TPO Mimetics: Can More Than One Agent Be Used in a Patient?

Recently, advances in TPO mimetics have expanded therapeutic options for adult patients with chronic ITP. Seven second generation TPO agonists have been reported in the literature. Evidence suggests that non-peptide versus peptide TPO mimetics bind differently to the TPO receptor. Romiplostim, a subcutaneous peptide TPO mimetic has recently been FDA approved. Eltrombopag, Ligand L4665-08, and Aka-Rx 501 are oral non-peptide TPO mimetics undergoing clinical study.

The question arises if a patient fails or succeeds one TPO mimetic can the patient be treated with another agent and have a response. We present two cases of patients who were treated with two agents.

Patient #1 was initiated on Aka-Rx 501 as she could not tolerate steroids and refused splenectomy. She was able to maintain a platelet count >50,000 for a period of six months without any bleeding. As the study did not have an extension, following a washout period she was enrolled in Ligand L4665-083 with a platelet count of 1,000. Within a week her platelet count rose to 97,000. Her platelet count, on a stable dose of Ligand progressively fell over two weeks and dropped to 2,000 with bleeding.
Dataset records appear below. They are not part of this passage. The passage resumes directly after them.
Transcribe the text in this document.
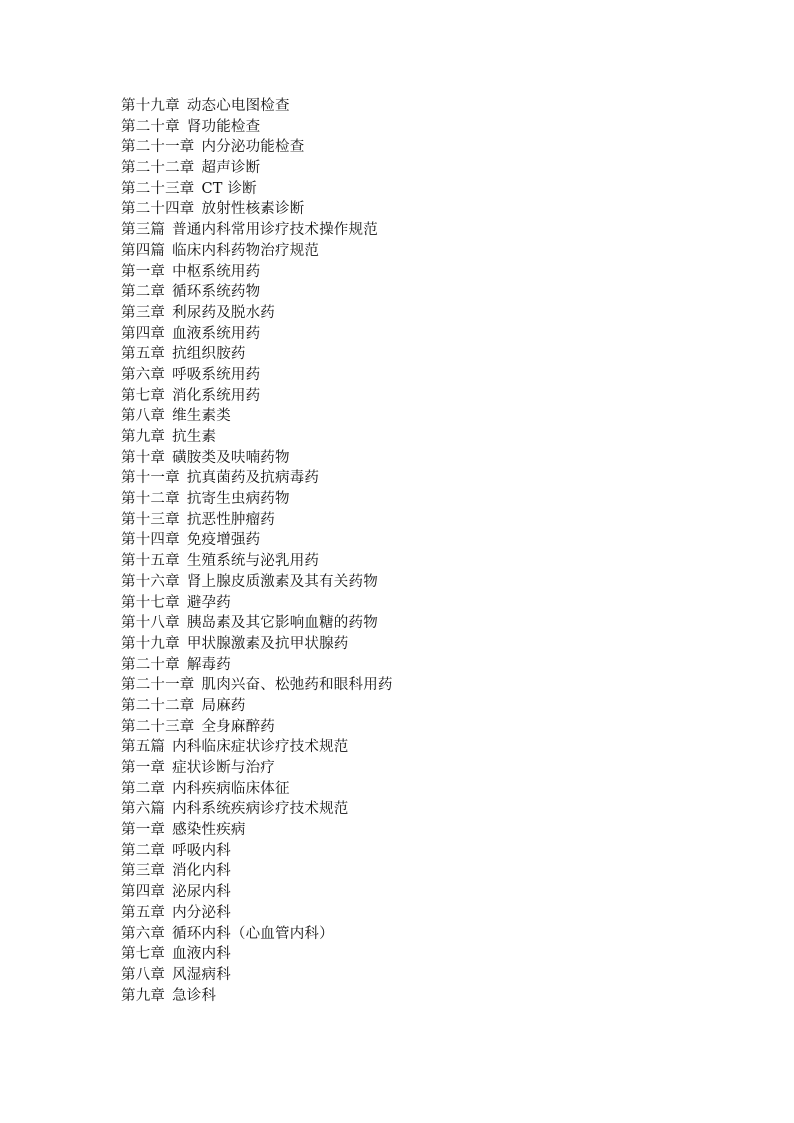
第十九章 动态心电图检查
第二十章 肾功能检查
第二十一章 内分泌功能检查
第二十二章 超声诊断
第二十三章 CT 诊断
第二十四章 放射性核素诊断
第三篇 普通内科常用诊疗技术操作规范
第四篇 临床内科药物治疗规范
第一章 中枢系统用药
第二章 循环系统药物
第三章 利尿药及脱水药
第四章 血液系统用药
第五章 抗组织胺药
第六章 呼吸系统用药
第七章 消化系统用药
第八章 维生素类
第九章 抗生素
第十章 磺胺类及呋喃药物
第十一章 抗真菌药及抗病毒药
第十二章 抗寄生虫病药物
第十三章 抗恶性肿瘤药
第十四章 免疫增强药
第十五章 生殖系统与泌乳用药
第十六章 肾上腺皮质激素及其有关药物
第十七章 避孕药
第十八章 胰岛素及其它影响血糖的药物
第十九章 甲状腺激素及抗甲状腺药
第二十章 解毒药
第二十一章 肌肉兴奋、松弛药和眼科用药
第二十二章 局麻药
第二十三章 全身麻醉药
第五篇 内科临床症状诊疗技术规范
第一章 症状诊断与治疗
第二章 内科疾病临床体征
第六篇 内科系统疾病诊疗技术规范
第一章 感染性疾病
第二章 呼吸内科
第三章 消化内科
第四章 泌尿内科
第五章 内分泌科
第六章 循环内科（心血管内科）
第七章 血液内科
第八章 风湿病科
第九章 急诊科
She was then initiated on a higher dose of study medication.

The second patient had an eight year history of ITP refractory to IVIG and steroids. She was initially enrolled in AMG 531, and was able to maintain a platelet count greater than 50,000 for over six months. Her platelet count began to progressively decline to zero. Antibody tests were negative and a bone marrow biopsy was normal.
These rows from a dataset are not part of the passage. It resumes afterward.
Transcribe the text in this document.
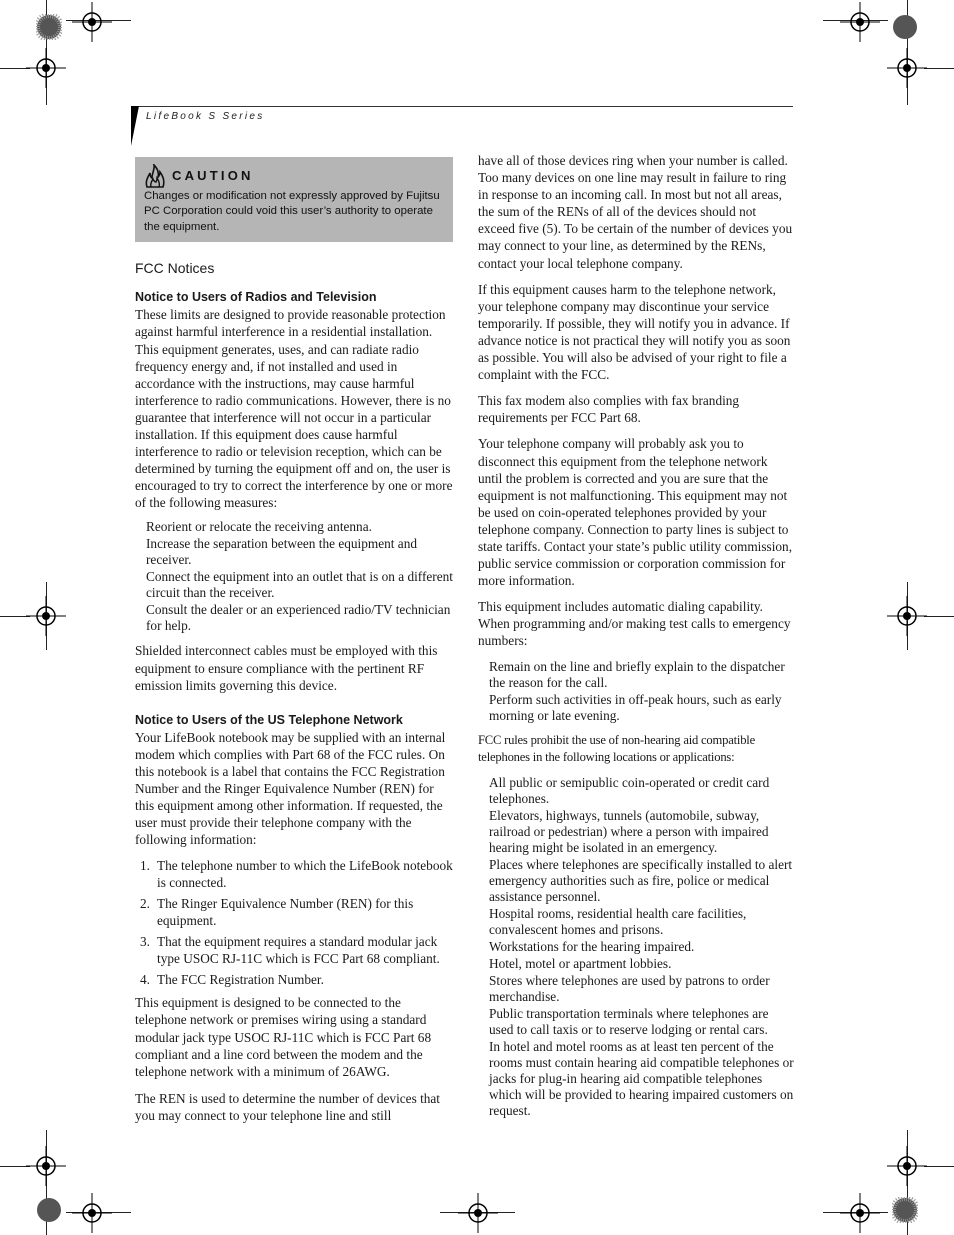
LifeBook S Series
CAUTION
Changes or modification not expressly approved by Fujitsu PC Corporation could void this user’s authority to operate the equipment.
FCC Notices
Notice to Users of Radios and Television

These limits are designed to provide reasonable protection against harmful interference in a residential installation. This equipment generates, uses, and can radiate radio frequency energy and, if not installed and used in accordance with the instructions, may cause harmful interference to radio communications. However, there is no guarantee that interference will not occur in a particular installation. If this equipment does cause harmful interference to radio or television reception, which can be determined by turning the equipment off and on, the user is encouraged to try to correct the interference by one or more of the following measures:

Reorient or relocate the receiving antenna.
Increase the separation between the equipment and receiver.
Connect the equipment into an outlet that is on a different circuit than the receiver.
Consult the dealer or an experienced radio/TV technician for help.

Shielded interconnect cables must be employed with this equipment to ensure compliance with the pertinent RF emission limits governing this device.

Notice to Users of the US Telephone Network

Your LifeBook notebook may be supplied with an internal modem which complies with Part 68 of the FCC rules. On this notebook is a label that contains the FCC Registration Number and the Ringer Equivalence Number (REN) for this equipment among other information. If requested, the user must provide their telephone company with the following information:

1. The telephone number to which the LifeBook notebook is connected.
2. The Ringer Equivalence Number (REN) for this equipment.
3. That the equipment requires a standard modular jack type USOC RJ-11C which is FCC Part 68 compliant.
4. The FCC Registration Number.

This equipment is designed to be connected to the telephone network or premises wiring using a standard modular jack type USOC RJ-11C which is FCC Part 68 compliant and a line cord between the modem and the telephone network with a minimum of 26AWG.

The REN is used to determine the number of devices that you may connect to your telephone line and still

have all of those devices ring when your number is called. Too many devices on one line may result in failure to ring in response to an incoming call. In most but not all areas, the sum of the RENs of all of the devices should not exceed five (5). To be certain of the number of devices you may connect to your line, as determined by the RENs, contact your local telephone company.

If this equipment causes harm to the telephone network, your telephone company may discontinue your service temporarily. If possible, they will notify you in advance. If advance notice is not practical they will notify you as soon as possible. You will also be advised of your right to file a complaint with the FCC.

This fax modem also complies with fax branding requirements per FCC Part 68.

Your telephone company will probably ask you to disconnect this equipment from the telephone network until the problem is corrected and you are sure that the equipment is not malfunctioning. This equipment may not be used on coin-operated telephones provided by your telephone company. Connection to party lines is subject to state tariffs. Contact your state’s public utility commission, public service commission or corporation commission for more information.

This equipment includes automatic dialing capability. When programming and/or making test calls to emergency numbers:

Remain on the line and briefly explain to the dispatcher the reason for the call.
Perform such activities in off-peak hours, such as early morning or late evening.

FCC rules prohibit the use of non-hearing aid compatible telephones in the following locations or applications:

All public or semipublic coin-operated or credit card telephones.
Elevators, highways, tunnels (automobile, subway, railroad or pedestrian) where a person with impaired hearing might be isolated in an emergency.
Places where telephones are specifically installed to alert emergency authorities such as fire, police or medical assistance personnel.
Hospital rooms, residential health care facilities, convalescent homes and prisons.
Workstations for the hearing impaired.
Hotel, motel or apartment lobbies.
Stores where telephones are used by patrons to order merchandise.
Public transportation terminals where telephones are used to call taxis or to reserve lodging or rental cars.
In hotel and motel rooms as at least ten percent of the rooms must contain hearing aid compatible telephones or jacks for plug-in hearing aid compatible telephones which will be provided to hearing impaired customers on request.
After a washout period, the patient was enrolled in AkaRx 501 Cl-003. One week later her platelet count rose to 64,000. She sustained a platelet count of greater than 30,000 and was initiated on the rollover study after four weeks. At week twelve, her platelet count as in the prior study fell to 0 with a concomitant CNS bleed.
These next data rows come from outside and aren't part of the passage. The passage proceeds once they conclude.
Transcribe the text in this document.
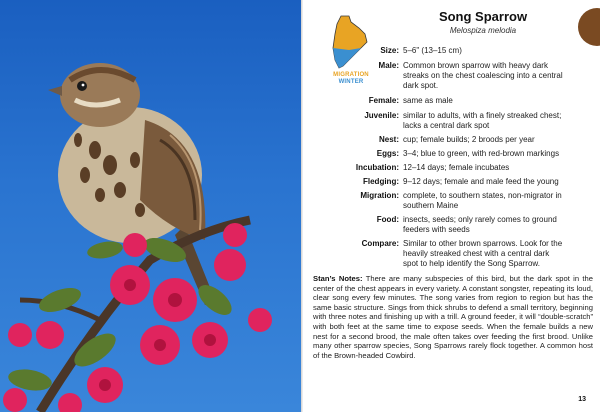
MIGRATION
WINTER
Song Sparrow
Melospiza melodia
Size: 5–6" (13–15 cm)
Male: Common brown sparrow with heavy dark
streaks on the chest coalescing into a central
dark spot.
Female: same as male
Juvenile: similar to adults, with a finely streaked chest;
lacks a central dark spot
Nest: cup; female builds; 2 broods per year
Eggs: 3–4; blue to green, with red-brown markings
Incubation: 12–14 days; female incubates
Fledging: 9–12 days; female and male feed the young
Migration: complete, to southern states, non-migrator in
southern Maine
Food: insects, seeds; only rarely comes to ground
feeders with seeds
Compare: Similar to other brown sparrows. Look for the
heavily streaked chest with a central dark
spot to help identify the Song Sparrow.
Stan’s Notes: There are many subspecies of this bird, but the dark spot in the center of the chest appears in every variety. A constant songster, repeating its loud, clear song every few minutes. The song varies from region to region but has the same basic structure. Sings from thick shrubs to defend a small territory, beginning with three notes and finishing up with a trill. A ground feeder, it will “double-scratch” with both feet at the same time to expose seeds. When the female builds a new nest for a second brood, the male often takes over feeding the first brood. Unlike many other sparrow species, Song Sparrows rarely flock together. A common host of the Brown-headed Cowbird.
13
These two cases demonstrate the use of two different TPO mimetics in a given patient. The first patient was treated with two oral non-peptide TPO mimetics, with a sustained response to one agent and a quick response followed by a rapid loss of response to the second agent. The second patient was treated initially with a peptide TPO mimetic followed by a non-peptide TPO mimetic, both times demonstrating an initial brisk response, long with one and short-lived with the second, which was eventually lost. These data suggest that more than one agent can be used in a given patient.